Am 7. März 1945 konnten die Amerikaner auf der unversehrten Brücke von Remagen den
Rhein überqueren. Drei Wochen später, das heisst am 29. März, wurde General De Lattre de
Tassigny im Wettlauf um schnelle Geländegewinne von General De Gaulle angewiesen,
ebenfalls „den Rhein zu überqueren, selbst wenn die Amerikaner dagegen sind.“ Statt
danach mit aller Energie nach Karlsruhe und Stuttgart vorzudringen, liess de Lattre zum
Schutz der Schweizer Grenze eine Division unter General Béthouart dem rechten Rheinufer
entlang gegen Süden nach Lörrach und danach in Richtung Schaffhausen vorstossen. Auf
diese Weise sollte das 18. SS‐Korps im Schwarzwald eingeschlossen werden. Bis Ende April
waren die Franzosen über den Schwarzwald und nördlich des Bodensees ins Tirol
vorgedrungen. Anfang Mai 1945 kapitulierten die Reste der deutschen 19. Armee in
Innsbruck, womit der Krieg im Südwesten beendet war.

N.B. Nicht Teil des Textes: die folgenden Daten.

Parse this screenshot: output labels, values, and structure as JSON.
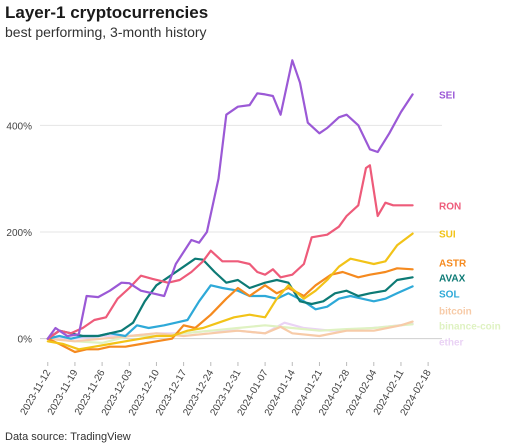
{
  "chart_data": {
    "type": "line",
    "title": "Layer-1 cryptocurrencies",
    "subtitle": "best performing, 3-month history",
    "source": "Data source: TradingView",
    "ylim": [
      -40,
      560
    ],
    "yticks": [
      {
        "value": 0,
        "label": "0%"
      },
      {
        "value": 200,
        "label": "200%"
      },
      {
        "value": 400,
        "label": "400%"
      }
    ],
    "xlim": [
      "2023-11-10",
      "2024-02-19"
    ],
    "xticks": [
      "2023-11-12",
      "2023-11-19",
      "2023-11-26",
      "2023-12-03",
      "2023-12-10",
      "2023-12-17",
      "2023-12-24",
      "2023-12-31",
      "2024-01-07",
      "2024-01-14",
      "2024-01-21",
      "2024-01-28",
      "2024-02-04",
      "2024-02-11",
      "2024-02-18"
    ],
    "grid": true,
    "legend": "direct labels at line ends",
    "series": [
      {
        "name": "SEI",
        "color": "#9b59d6",
        "points": [
          [
            "2023-11-12",
            0
          ],
          [
            "2023-11-14",
            20
          ],
          [
            "2023-11-17",
            5
          ],
          [
            "2023-11-20",
            8
          ],
          [
            "2023-11-22",
            80
          ],
          [
            "2023-11-25",
            78
          ],
          [
            "2023-11-28",
            90
          ],
          [
            "2023-12-01",
            105
          ],
          [
            "2023-12-03",
            104
          ],
          [
            "2023-12-06",
            90
          ],
          [
            "2023-12-09",
            85
          ],
          [
            "2023-12-12",
            80
          ],
          [
            "2023-12-15",
            140
          ],
          [
            "2023-12-19",
            185
          ],
          [
            "2023-12-21",
            180
          ],
          [
            "2023-12-23",
            200
          ],
          [
            "2023-12-26",
            300
          ],
          [
            "2023-12-28",
            420
          ],
          [
            "2023-12-31",
            435
          ],
          [
            "2024-01-03",
            438
          ],
          [
            "2024-01-05",
            460
          ],
          [
            "2024-01-07",
            458
          ],
          [
            "2024-01-09",
            455
          ],
          [
            "2024-01-11",
            420
          ],
          [
            "2024-01-14",
            522
          ],
          [
            "2024-01-16",
            480
          ],
          [
            "2024-01-18",
            405
          ],
          [
            "2024-01-21",
            385
          ],
          [
            "2024-01-23",
            395
          ],
          [
            "2024-01-26",
            415
          ],
          [
            "2024-01-28",
            420
          ],
          [
            "2024-01-31",
            400
          ],
          [
            "2024-02-03",
            355
          ],
          [
            "2024-02-05",
            350
          ],
          [
            "2024-02-08",
            385
          ],
          [
            "2024-02-11",
            425
          ],
          [
            "2024-02-14",
            458
          ]
        ]
      },
      {
        "name": "RON",
        "color": "#ee5b7a",
        "points": [
          [
            "2023-11-12",
            0
          ],
          [
            "2023-11-15",
            15
          ],
          [
            "2023-11-18",
            10
          ],
          [
            "2023-11-21",
            20
          ],
          [
            "2023-11-24",
            35
          ],
          [
            "2023-11-27",
            40
          ],
          [
            "2023-11-30",
            75
          ],
          [
            "2023-12-03",
            95
          ],
          [
            "2023-12-06",
            118
          ],
          [
            "2023-12-09",
            112
          ],
          [
            "2023-12-13",
            105
          ],
          [
            "2023-12-16",
            110
          ],
          [
            "2023-12-19",
            125
          ],
          [
            "2023-12-22",
            145
          ],
          [
            "2023-12-24",
            165
          ],
          [
            "2023-12-27",
            145
          ],
          [
            "2023-12-31",
            145
          ],
          [
            "2024-01-03",
            140
          ],
          [
            "2024-01-05",
            125
          ],
          [
            "2024-01-07",
            120
          ],
          [
            "2024-01-09",
            130
          ],
          [
            "2024-01-11",
            115
          ],
          [
            "2024-01-14",
            120
          ],
          [
            "2024-01-17",
            140
          ],
          [
            "2024-01-19",
            190
          ],
          [
            "2024-01-23",
            195
          ],
          [
            "2024-01-26",
            210
          ],
          [
            "2024-01-28",
            230
          ],
          [
            "2024-01-31",
            250
          ],
          [
            "2024-02-02",
            320
          ],
          [
            "2024-02-03",
            325
          ],
          [
            "2024-02-05",
            230
          ],
          [
            "2024-02-07",
            255
          ],
          [
            "2024-02-09",
            250
          ],
          [
            "2024-02-12",
            250
          ],
          [
            "2024-02-14",
            250
          ]
        ]
      },
      {
        "name": "SUI",
        "color": "#f2c318",
        "points": [
          [
            "2023-11-12",
            -5
          ],
          [
            "2023-11-16",
            -10
          ],
          [
            "2023-11-20",
            -20
          ],
          [
            "2023-11-24",
            -15
          ],
          [
            "2023-11-28",
            -10
          ],
          [
            "2023-12-02",
            -5
          ],
          [
            "2023-12-06",
            0
          ],
          [
            "2023-12-10",
            5
          ],
          [
            "2023-12-14",
            5
          ],
          [
            "2023-12-18",
            15
          ],
          [
            "2023-12-22",
            20
          ],
          [
            "2023-12-26",
            30
          ],
          [
            "2023-12-30",
            40
          ],
          [
            "2024-01-03",
            45
          ],
          [
            "2024-01-07",
            40
          ],
          [
            "2024-01-10",
            75
          ],
          [
            "2024-01-13",
            100
          ],
          [
            "2024-01-17",
            75
          ],
          [
            "2024-01-20",
            90
          ],
          [
            "2024-01-23",
            110
          ],
          [
            "2024-01-26",
            135
          ],
          [
            "2024-01-29",
            150
          ],
          [
            "2024-02-01",
            145
          ],
          [
            "2024-02-04",
            140
          ],
          [
            "2024-02-07",
            145
          ],
          [
            "2024-02-10",
            175
          ],
          [
            "2024-02-14",
            197
          ]
        ]
      },
      {
        "name": "ASTR",
        "color": "#f58a1f",
        "points": [
          [
            "2023-11-12",
            0
          ],
          [
            "2023-11-15",
            -10
          ],
          [
            "2023-11-19",
            -25
          ],
          [
            "2023-11-22",
            -20
          ],
          [
            "2023-11-25",
            -20
          ],
          [
            "2023-11-28",
            -15
          ],
          [
            "2023-12-02",
            -15
          ],
          [
            "2023-12-06",
            -10
          ],
          [
            "2023-12-10",
            -5
          ],
          [
            "2023-12-14",
            0
          ],
          [
            "2023-12-17",
            25
          ],
          [
            "2023-12-20",
            20
          ],
          [
            "2023-12-24",
            45
          ],
          [
            "2023-12-28",
            75
          ],
          [
            "2023-12-31",
            95
          ],
          [
            "2024-01-03",
            80
          ],
          [
            "2024-01-07",
            100
          ],
          [
            "2024-01-10",
            85
          ],
          [
            "2024-01-13",
            95
          ],
          [
            "2024-01-17",
            80
          ],
          [
            "2024-01-20",
            100
          ],
          [
            "2024-01-24",
            120
          ],
          [
            "2024-01-27",
            125
          ],
          [
            "2024-01-31",
            115
          ],
          [
            "2024-02-03",
            120
          ],
          [
            "2024-02-07",
            125
          ],
          [
            "2024-02-10",
            132
          ],
          [
            "2024-02-14",
            130
          ]
        ]
      },
      {
        "name": "AVAX",
        "color": "#0d7a75",
        "points": [
          [
            "2023-11-12",
            0
          ],
          [
            "2023-11-15",
            15
          ],
          [
            "2023-11-18",
            10
          ],
          [
            "2023-11-21",
            5
          ],
          [
            "2023-11-25",
            5
          ],
          [
            "2023-11-28",
            10
          ],
          [
            "2023-12-01",
            15
          ],
          [
            "2023-12-04",
            30
          ],
          [
            "2023-12-07",
            70
          ],
          [
            "2023-12-10",
            100
          ],
          [
            "2023-12-13",
            115
          ],
          [
            "2023-12-17",
            135
          ],
          [
            "2023-12-20",
            150
          ],
          [
            "2023-12-22",
            148
          ],
          [
            "2023-12-25",
            125
          ],
          [
            "2023-12-28",
            105
          ],
          [
            "2023-12-31",
            110
          ],
          [
            "2024-01-03",
            95
          ],
          [
            "2024-01-07",
            105
          ],
          [
            "2024-01-10",
            110
          ],
          [
            "2024-01-13",
            105
          ],
          [
            "2024-01-16",
            70
          ],
          [
            "2024-01-19",
            65
          ],
          [
            "2024-01-22",
            70
          ],
          [
            "2024-01-25",
            85
          ],
          [
            "2024-01-28",
            90
          ],
          [
            "2024-01-31",
            80
          ],
          [
            "2024-02-03",
            85
          ],
          [
            "2024-02-07",
            90
          ],
          [
            "2024-02-10",
            110
          ],
          [
            "2024-02-14",
            115
          ]
        ]
      },
      {
        "name": "SOL",
        "color": "#2ea9d8",
        "points": [
          [
            "2023-11-12",
            0
          ],
          [
            "2023-11-15",
            5
          ],
          [
            "2023-11-18",
            0
          ],
          [
            "2023-11-21",
            5
          ],
          [
            "2023-11-25",
            5
          ],
          [
            "2023-11-28",
            10
          ],
          [
            "2023-12-02",
            5
          ],
          [
            "2023-12-05",
            25
          ],
          [
            "2023-12-08",
            20
          ],
          [
            "2023-12-12",
            25
          ],
          [
            "2023-12-15",
            30
          ],
          [
            "2023-12-18",
            35
          ],
          [
            "2023-12-21",
            70
          ],
          [
            "2023-12-24",
            100
          ],
          [
            "2023-12-27",
            95
          ],
          [
            "2023-12-31",
            90
          ],
          [
            "2024-01-03",
            80
          ],
          [
            "2024-01-07",
            80
          ],
          [
            "2024-01-10",
            75
          ],
          [
            "2024-01-13",
            85
          ],
          [
            "2024-01-17",
            70
          ],
          [
            "2024-01-20",
            55
          ],
          [
            "2024-01-23",
            60
          ],
          [
            "2024-01-26",
            75
          ],
          [
            "2024-01-29",
            80
          ],
          [
            "2024-02-01",
            75
          ],
          [
            "2024-02-04",
            70
          ],
          [
            "2024-02-07",
            75
          ],
          [
            "2024-02-10",
            85
          ],
          [
            "2024-02-14",
            98
          ]
        ]
      },
      {
        "name": "bitcoin",
        "color": "#f7cba8",
        "points": [
          [
            "2023-11-12",
            0
          ],
          [
            "2023-11-19",
            -5
          ],
          [
            "2023-11-26",
            0
          ],
          [
            "2023-12-03",
            5
          ],
          [
            "2023-12-10",
            10
          ],
          [
            "2023-12-17",
            5
          ],
          [
            "2023-12-24",
            10
          ],
          [
            "2023-12-31",
            15
          ],
          [
            "2024-01-07",
            10
          ],
          [
            "2024-01-11",
            22
          ],
          [
            "2024-01-14",
            10
          ],
          [
            "2024-01-21",
            5
          ],
          [
            "2024-01-28",
            15
          ],
          [
            "2024-02-04",
            15
          ],
          [
            "2024-02-11",
            25
          ],
          [
            "2024-02-14",
            32
          ]
        ]
      },
      {
        "name": "binance-coin",
        "color": "#dff2c2",
        "points": [
          [
            "2023-11-12",
            0
          ],
          [
            "2023-11-19",
            -5
          ],
          [
            "2023-11-26",
            -8
          ],
          [
            "2023-12-03",
            5
          ],
          [
            "2023-12-10",
            5
          ],
          [
            "2023-12-17",
            10
          ],
          [
            "2023-12-24",
            15
          ],
          [
            "2023-12-31",
            20
          ],
          [
            "2024-01-07",
            25
          ],
          [
            "2024-01-14",
            20
          ],
          [
            "2024-01-21",
            15
          ],
          [
            "2024-01-28",
            18
          ],
          [
            "2024-02-04",
            20
          ],
          [
            "2024-02-11",
            25
          ],
          [
            "2024-02-14",
            27
          ]
        ]
      },
      {
        "name": "ether",
        "color": "#ead3f5",
        "points": [
          [
            "2023-11-12",
            0
          ],
          [
            "2023-11-19",
            0
          ],
          [
            "2023-11-26",
            5
          ],
          [
            "2023-12-03",
            5
          ],
          [
            "2023-12-10",
            10
          ],
          [
            "2023-12-17",
            10
          ],
          [
            "2023-12-24",
            15
          ],
          [
            "2023-12-31",
            15
          ],
          [
            "2024-01-07",
            10
          ],
          [
            "2024-01-12",
            30
          ],
          [
            "2024-01-17",
            20
          ],
          [
            "2024-01-24",
            15
          ],
          [
            "2024-01-31",
            18
          ],
          [
            "2024-02-07",
            22
          ],
          [
            "2024-02-14",
            28
          ]
        ]
      }
    ],
    "end_labels": [
      {
        "name": "SEI",
        "y": 458
      },
      {
        "name": "RON",
        "y": 250
      },
      {
        "name": "SUI",
        "y": 197
      },
      {
        "name": "ASTR",
        "y": 143
      },
      {
        "name": "AVAX",
        "y": 115
      },
      {
        "name": "SOL",
        "y": 85
      },
      {
        "name": "bitcoin",
        "y": 53
      },
      {
        "name": "binance-coin",
        "y": 25
      },
      {
        "name": "ether",
        "y": -5
      }
    ]
  }
}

Auch wenn man um das Vorrücken der befreundeten Franzosen wusste, darf man sich heute
die Frage stellen, ob die Schweizer Armee die Schaffhauser Grenze nicht etwas spät und zu
wenig intensiv bewachen liess. Erst am 22. März 1945 wurde die 7. Division unter
Oberstdivisionär Frey von General Guisan zur Bewachung des Kantons Schaffhausen und des
Raums südlich der Munotstadt aufgeboten. Das Appenzeller Regiment 34 unter Oberst
Speich, bestehend aus den Füsilier‐Bataillonen 83, 84 und 79 (Landwehr), war für den
unmittelbaren Schaffhauser Grenzraum zuständig, zeitweise wurden sie von den Thurgauer
Füsilier‐Bataillonen 73, 74 und 76 (Landwehr) unterstützt.

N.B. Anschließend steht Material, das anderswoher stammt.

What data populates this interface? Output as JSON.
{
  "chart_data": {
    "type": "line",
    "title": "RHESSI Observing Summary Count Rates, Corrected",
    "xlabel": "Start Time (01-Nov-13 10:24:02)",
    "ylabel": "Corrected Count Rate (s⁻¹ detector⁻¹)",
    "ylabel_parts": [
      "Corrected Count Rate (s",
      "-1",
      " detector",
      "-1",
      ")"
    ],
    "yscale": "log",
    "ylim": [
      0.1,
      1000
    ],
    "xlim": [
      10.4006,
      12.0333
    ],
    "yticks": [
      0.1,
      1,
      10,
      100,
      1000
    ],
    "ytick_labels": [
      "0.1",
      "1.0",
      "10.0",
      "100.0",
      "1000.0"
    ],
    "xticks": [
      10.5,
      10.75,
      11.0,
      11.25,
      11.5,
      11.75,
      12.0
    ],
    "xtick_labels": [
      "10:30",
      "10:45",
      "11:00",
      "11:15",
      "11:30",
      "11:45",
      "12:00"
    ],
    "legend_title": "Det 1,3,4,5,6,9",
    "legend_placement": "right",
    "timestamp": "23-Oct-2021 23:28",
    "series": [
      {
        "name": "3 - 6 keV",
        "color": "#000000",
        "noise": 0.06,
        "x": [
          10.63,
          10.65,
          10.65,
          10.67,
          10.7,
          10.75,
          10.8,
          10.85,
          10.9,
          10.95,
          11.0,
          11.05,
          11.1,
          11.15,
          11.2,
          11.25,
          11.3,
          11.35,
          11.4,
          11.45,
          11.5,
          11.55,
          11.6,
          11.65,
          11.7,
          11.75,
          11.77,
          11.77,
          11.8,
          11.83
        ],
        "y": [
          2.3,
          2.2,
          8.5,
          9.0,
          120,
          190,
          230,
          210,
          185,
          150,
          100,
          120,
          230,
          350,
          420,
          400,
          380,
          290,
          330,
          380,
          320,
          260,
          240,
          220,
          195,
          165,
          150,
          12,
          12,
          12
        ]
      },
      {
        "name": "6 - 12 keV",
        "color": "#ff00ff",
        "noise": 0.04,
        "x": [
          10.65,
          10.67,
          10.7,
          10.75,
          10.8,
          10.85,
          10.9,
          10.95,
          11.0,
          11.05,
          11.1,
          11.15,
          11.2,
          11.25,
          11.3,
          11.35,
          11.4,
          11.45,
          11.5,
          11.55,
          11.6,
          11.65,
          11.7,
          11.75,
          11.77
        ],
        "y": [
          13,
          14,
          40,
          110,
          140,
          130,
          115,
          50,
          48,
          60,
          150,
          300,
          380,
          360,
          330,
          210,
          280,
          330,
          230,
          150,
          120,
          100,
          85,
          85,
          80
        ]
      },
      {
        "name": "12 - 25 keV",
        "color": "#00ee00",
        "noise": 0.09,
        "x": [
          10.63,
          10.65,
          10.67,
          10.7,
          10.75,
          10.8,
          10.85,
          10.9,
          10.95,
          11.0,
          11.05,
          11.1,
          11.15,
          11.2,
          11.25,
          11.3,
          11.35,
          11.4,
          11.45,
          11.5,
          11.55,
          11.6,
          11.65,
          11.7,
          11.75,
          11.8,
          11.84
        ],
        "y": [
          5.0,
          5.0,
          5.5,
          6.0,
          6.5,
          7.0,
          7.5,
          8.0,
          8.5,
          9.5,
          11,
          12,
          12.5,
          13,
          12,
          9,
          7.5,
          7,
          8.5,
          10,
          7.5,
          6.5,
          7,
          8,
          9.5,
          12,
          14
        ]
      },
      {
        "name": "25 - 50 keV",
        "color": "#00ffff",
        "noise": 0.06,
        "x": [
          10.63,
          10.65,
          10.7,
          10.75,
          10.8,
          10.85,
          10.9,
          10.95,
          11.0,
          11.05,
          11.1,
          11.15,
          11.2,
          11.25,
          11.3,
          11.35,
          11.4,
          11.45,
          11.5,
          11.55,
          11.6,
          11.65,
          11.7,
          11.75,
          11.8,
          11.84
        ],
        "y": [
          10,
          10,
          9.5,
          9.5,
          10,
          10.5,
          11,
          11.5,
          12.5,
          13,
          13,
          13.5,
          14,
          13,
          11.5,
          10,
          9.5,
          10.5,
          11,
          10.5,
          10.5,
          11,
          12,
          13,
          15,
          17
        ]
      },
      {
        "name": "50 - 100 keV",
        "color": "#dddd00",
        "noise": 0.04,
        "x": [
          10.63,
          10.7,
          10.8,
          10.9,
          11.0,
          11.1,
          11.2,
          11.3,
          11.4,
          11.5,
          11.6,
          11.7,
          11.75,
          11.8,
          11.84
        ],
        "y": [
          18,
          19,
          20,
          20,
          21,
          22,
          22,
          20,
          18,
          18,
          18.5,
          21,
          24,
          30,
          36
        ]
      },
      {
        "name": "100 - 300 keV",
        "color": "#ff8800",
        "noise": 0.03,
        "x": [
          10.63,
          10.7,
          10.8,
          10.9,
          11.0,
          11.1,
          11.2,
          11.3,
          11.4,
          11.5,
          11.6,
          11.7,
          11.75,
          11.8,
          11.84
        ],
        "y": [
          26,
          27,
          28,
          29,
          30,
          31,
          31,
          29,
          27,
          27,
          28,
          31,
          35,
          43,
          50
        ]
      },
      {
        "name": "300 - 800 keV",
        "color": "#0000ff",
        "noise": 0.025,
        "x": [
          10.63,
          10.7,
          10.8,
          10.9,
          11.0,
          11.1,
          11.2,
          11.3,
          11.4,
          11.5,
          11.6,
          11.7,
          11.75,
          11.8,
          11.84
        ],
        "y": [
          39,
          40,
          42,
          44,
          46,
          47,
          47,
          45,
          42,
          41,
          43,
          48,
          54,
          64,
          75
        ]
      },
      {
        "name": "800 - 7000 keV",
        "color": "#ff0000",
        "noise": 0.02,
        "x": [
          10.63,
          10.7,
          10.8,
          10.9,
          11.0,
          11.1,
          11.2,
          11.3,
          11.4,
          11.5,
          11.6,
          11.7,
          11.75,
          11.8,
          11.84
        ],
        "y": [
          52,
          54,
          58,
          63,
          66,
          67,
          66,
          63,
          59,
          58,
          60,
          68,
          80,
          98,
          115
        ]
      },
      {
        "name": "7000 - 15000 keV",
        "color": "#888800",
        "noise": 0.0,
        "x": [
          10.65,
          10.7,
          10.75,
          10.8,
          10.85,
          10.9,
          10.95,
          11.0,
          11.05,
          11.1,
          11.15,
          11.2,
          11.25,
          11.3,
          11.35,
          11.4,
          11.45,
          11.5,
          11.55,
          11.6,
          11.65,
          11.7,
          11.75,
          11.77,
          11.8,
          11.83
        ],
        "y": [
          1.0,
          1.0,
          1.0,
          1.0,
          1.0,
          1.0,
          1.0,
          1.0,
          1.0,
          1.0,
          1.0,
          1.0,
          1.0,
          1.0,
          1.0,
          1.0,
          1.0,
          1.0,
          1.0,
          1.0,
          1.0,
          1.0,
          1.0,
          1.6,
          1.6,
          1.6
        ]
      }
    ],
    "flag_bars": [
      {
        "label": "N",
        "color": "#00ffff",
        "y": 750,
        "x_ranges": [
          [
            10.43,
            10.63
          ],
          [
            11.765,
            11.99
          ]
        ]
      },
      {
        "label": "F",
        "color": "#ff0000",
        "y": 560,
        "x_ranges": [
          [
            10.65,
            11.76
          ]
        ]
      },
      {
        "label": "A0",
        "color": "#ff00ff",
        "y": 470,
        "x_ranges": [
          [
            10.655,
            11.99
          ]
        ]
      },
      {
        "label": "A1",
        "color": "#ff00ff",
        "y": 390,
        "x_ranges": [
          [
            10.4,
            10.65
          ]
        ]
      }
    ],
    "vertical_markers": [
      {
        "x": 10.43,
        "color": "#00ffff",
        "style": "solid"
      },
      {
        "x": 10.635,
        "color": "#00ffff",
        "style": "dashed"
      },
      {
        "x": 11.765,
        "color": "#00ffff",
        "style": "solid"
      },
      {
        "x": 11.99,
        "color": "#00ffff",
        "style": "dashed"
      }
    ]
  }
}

Wertvolle Zeitdokumente aus Altdorf.
Schreckensmomente für Schaffhausen
Neun Gemeinden des Kantons Schaffhausen wurden in den letzten 13 Kriegsmonaten durch
Bomben in Mitleidenschaft gezogen. Die Bombardierung der Stadt Schaffhausen am 1. April
1944 geht mit 40 Todesopfern als die schwerste Verletzung der schweizerischen Neutralität
in die Geschichte ein. Damals fielen Bomben auch auf Neuhausen und Hallau. Bereits am
Weihnachtstag 1944 folgte die Bombardierung von Thayngen, welche ein weiteres
Todesopfer forderte. Ein verheerender Angriff auf süddeutsche Ziele fand am 22. Februar
1945 statt. Im Kanton Schaffhausen waren davon Stein am Rhein (9 Tote), Neuhausen,
Beringen, Neunkirch und Lohn betroffen. In der Nacht vom 28. Februar liess ein einzelnes
Flugzeug in der Nacht Bomben auf Altdorf fallen, und schliesslich wurde am 27. April die
Sottenegg in Altdorf von französischen Panzern beschossen. Ich gehe davon aus, dass die
hier anwesenden Zeitzeugen uns über diese Reiater Schreckensmomente berichten werden.
Ihnen verdanken wir auch Fotos von der Bombardierung Altdorfs, die mir bis vor wenigen
Tagen völlig unbekannt waren. ‐ Damit möchte ich meine Ausführungen beenden, in der
Diskussion bin ich später gerne bereit, Ihnen einige zusätzliche Angaben zu liefern.